Navigation

Links



We used NevProp4 (Goodman et al, 1996), which is a c implementation of the quickprop algorithm to train several neural networks.


First set of neural networks A and B:
(in order to check whether a residue belongs or not to a transit peptide of chloroplast proteins (cTP) or mitochondrial proteins (mTP) respectively)


For the training set we used equal numbers of positive and negative sequences. The positive data consisted of the sequences of the chloroplasmic and mitochondrial proteins respectively for the neural networks A and B. The negative data consisted of equal numbers of each of the other categories. Note that for the plant mitochondrial neural networks we use all the mitochondrial sequences as positive for the training (the nonplant too), as the plant mitochondrial dataset is too small. The architecture of the neural networks was:

Input units
For the N-terminal 100 amino-acid residues of each sequence, we used windows of 55, and 35 residues for the neural networks A and B respectively. Each residue was represented by 20 nodes of which only the one corresponding to the appropriate amino acid was switched on, whereas the rest remained off.
Example: Ala: 1 0 0 0 0 0 0 0 0 0 0 0 0 0 0 0 0 0 0 0

Hidden units : 4

Epochs of training : 200

Learning Rate : 0.01

Output units : 1 for the positive sets of inputs, 0 for the negative.

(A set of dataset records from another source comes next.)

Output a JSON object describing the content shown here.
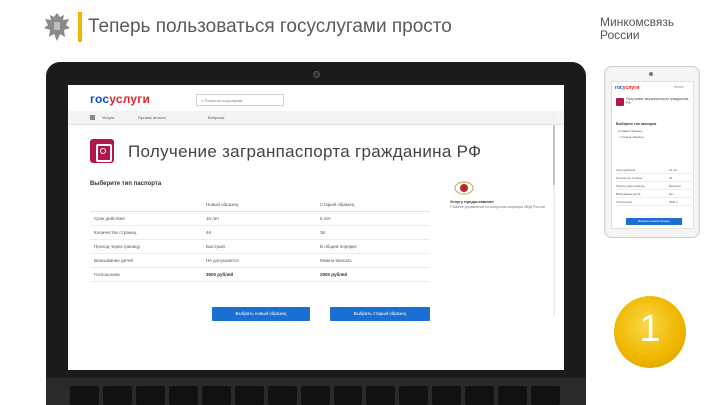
{
  "slide": {
    "title": "Теперь пользоваться госуслугами просто",
    "ministry_line1": "Минкомсвязь",
    "ministry_line2": "России",
    "step_number": "1"
  },
  "site": {
    "logo_gos": "гос",
    "logo_uslugi": "услуги",
    "search_placeholder": "Поиск по госуслугам",
    "nav_items": [
      "Услуги",
      "Органы власти",
      "Вопросы"
    ],
    "page_title": "Получение загранпаспорта гражданина РФ",
    "choose_label": "Выберите тип паспорта",
    "table": {
      "headers": [
        "",
        "Новый образец",
        "Старый образец"
      ],
      "rows": [
        [
          "Срок действия",
          "10 лет",
          "5 лет"
        ],
        [
          "Количество страниц",
          "46",
          "36"
        ],
        [
          "Проход через границу",
          "Быстрый",
          "В общем порядке"
        ],
        [
          "Вписывание детей",
          "Не допускается",
          "Можно вписать"
        ],
        [
          "Госпошлина",
          "3500 рублей",
          "2000 рублей"
        ]
      ]
    },
    "btn_new": "Выбрать новый образец",
    "btn_old": "Выбрать старый образец",
    "provider_label": "Услугу предоставляет",
    "provider_org": "Главное управление по вопросам миграции МВД России"
  },
  "phone": {
    "logo_gos": "гос",
    "logo_uslugi": "услуги",
    "menu": "Меню",
    "title": "Получение загранпаспорта гражданина РФ",
    "choose": "Выберите тип паспорта",
    "opt_new": "Новый образец",
    "opt_old": "Старый образец",
    "rows": [
      [
        "Срок действия",
        "10 лет"
      ],
      [
        "Количество страниц",
        "46"
      ],
      [
        "Проход через границу",
        "Быстрый"
      ],
      [
        "Вписывание детей",
        "Нет"
      ],
      [
        "Госпошлина",
        "3500 р."
      ]
    ],
    "btn": "Выбрать новый образец"
  },
  "colors": {
    "accent_yellow": "#f0b400",
    "brand_blue": "#0d4cd3",
    "brand_red": "#e6232a",
    "button_blue": "#1a6fd3",
    "service_icon": "#b2164a"
  }
}
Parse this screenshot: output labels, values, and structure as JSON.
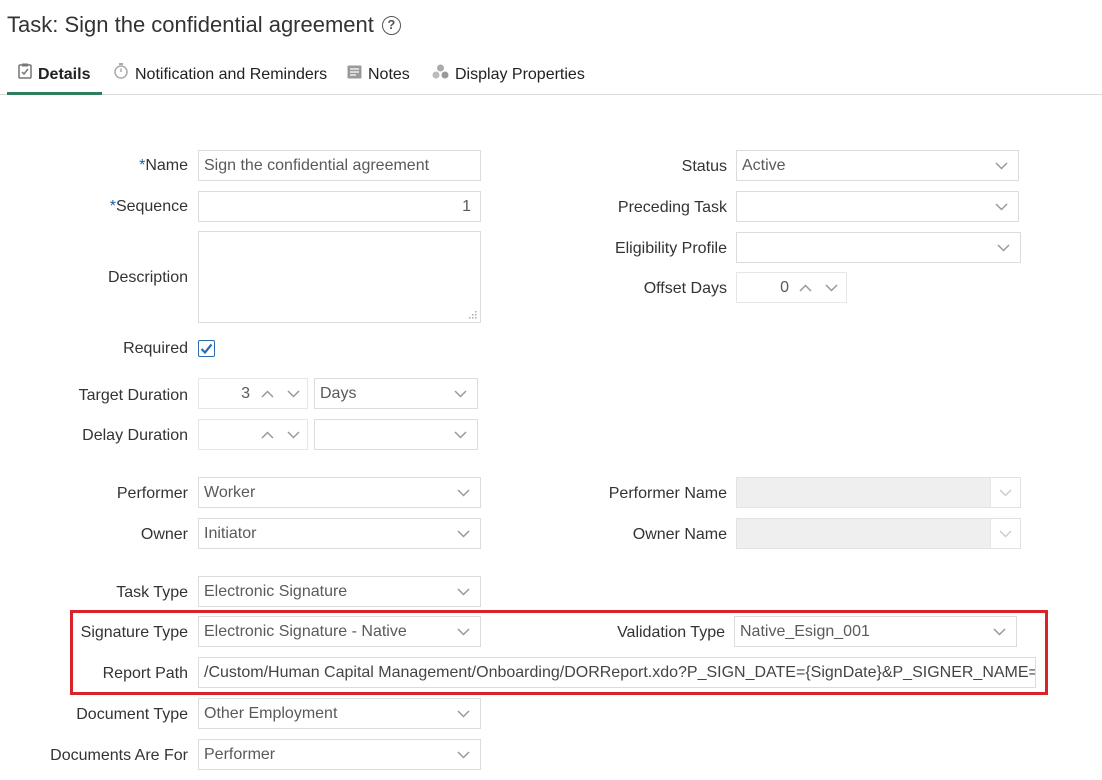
{
  "header": {
    "title": "Task: Sign the confidential agreement",
    "help_glyph": "?"
  },
  "tabs": [
    {
      "label": "Details",
      "icon": "clipboard-icon",
      "active": true
    },
    {
      "label": "Notification and Reminders",
      "icon": "stopwatch-icon",
      "active": false
    },
    {
      "label": "Notes",
      "icon": "notes-icon",
      "active": false
    },
    {
      "label": "Display Properties",
      "icon": "cluster-dots-icon",
      "active": false
    }
  ],
  "form": {
    "name": {
      "label": "Name",
      "required_mark": "*",
      "value": "Sign the confidential agreement"
    },
    "sequence": {
      "label": "Sequence",
      "required_mark": "*",
      "value": "1"
    },
    "description": {
      "label": "Description",
      "value": ""
    },
    "required": {
      "label": "Required",
      "checked": true
    },
    "target_duration": {
      "label": "Target Duration",
      "value": "3",
      "unit": "Days"
    },
    "delay_duration": {
      "label": "Delay Duration",
      "value": "",
      "unit": ""
    },
    "status": {
      "label": "Status",
      "value": "Active"
    },
    "preceding_task": {
      "label": "Preceding Task",
      "value": ""
    },
    "eligibility_profile": {
      "label": "Eligibility Profile",
      "value": ""
    },
    "offset_days": {
      "label": "Offset Days",
      "value": "0"
    },
    "performer": {
      "label": "Performer",
      "value": "Worker"
    },
    "owner": {
      "label": "Owner",
      "value": "Initiator"
    },
    "performer_name": {
      "label": "Performer Name",
      "value": ""
    },
    "owner_name": {
      "label": "Owner Name",
      "value": ""
    },
    "task_type": {
      "label": "Task Type",
      "value": "Electronic Signature"
    },
    "signature_type": {
      "label": "Signature Type",
      "value": "Electronic Signature - Native"
    },
    "validation_type": {
      "label": "Validation Type",
      "value": "Native_Esign_001"
    },
    "report_path": {
      "label": "Report Path",
      "value": "/Custom/Human Capital Management/Onboarding/DORReport.xdo?P_SIGN_DATE={SignDate}&P_SIGNER_NAME={Sig"
    },
    "document_type": {
      "label": "Document Type",
      "value": "Other Employment"
    },
    "documents_are_for": {
      "label": "Documents Are For",
      "value": "Performer"
    }
  },
  "colors": {
    "accent_tab": "#2e7d5b",
    "required_mark": "#1a5f9e",
    "highlight": "#d9232c",
    "checkbox": "#2b6cb0"
  }
}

Second set of neural networks A1 and B1:
(in order to check whether the sequence has a cTP or an mTP)


We used the same training dataset as before. The architecture of the neural networks was:

Input units
The scores from the first neural networks for the N-terminal 100 amino-acid residues of each sequence.

Hidden units : 6

Epochs of training : 200

Learning Rate : 0.01

Output units : 1 for the positive sets of inputs, 0 for the negative.

Third set of neural networks a1-5 and b1-5: <
(for the prediction of the cleavage site of the cTP and mTP respectively)


The dataset we used to make the training sets, was created by removing from the initial dataset, all the sequences that had the words 'Probable, By similarity, Potential' in their 'FT TRANSIT ' entry, and then using cd-hit (Li et al, 2003) to reduce redundancy. We are thus left with the following datasets:

Location Plant Non-plant
Chloroplast 122 -
Mitochondrion 91 241

The training dataset, as before, consisted of equal numbers of positive and negative sequences. In order to make the method more objective, we trained 5 different networks for each case (cTP and mTP), and we use the average prediction score.
The architecture of the neural networks is:

Input units
For the positive sequences we use a window of 27 residues (-20 +6) around the annotated cleavage site for the a1-5 neural networks and 21 residues (-12 +8) for the b1-5 networks. For the negative sequences, we use similar windows around random positions in the sequences. Again each residue is represented by 20 nodes as in the first set of neural networks.

Hidden units : 9

Epochs of training : 200

Learning Rate : 0.01

Output units : 1 for the positive sets of inputs, 0 for the negative.

Final neural network:
(in order to make the prediction)


As training set we used equal numbers of each category. The architecture of the neural networks was:

Input units
The scores from all the methods used: 13 scores for the plant sequences and 7 scores for the nonplant sequences.

Hidden units : 6 scores for the plant sequences, 5 for the nonplant sequences.

Epochs of training : 200

Learning Rate : 0.01

Output units : for the plant sequences: 1 0 0 for the inputs of chloroplasmic proteins,
0 1 0 for the inputs of mitochondrial proteins,
0 0 1 for the inputs of secreted proteins and
0 0 0 for the inputs of the cytoplasmic and nuclear sets (other).

for the nonplant sequences: 1 0 for the inputs of mitochondrial proteins,
0 1 for the inputs of secreted proteins and
0 0 for the inputs of the cytoplasmic and nuclear sets (other).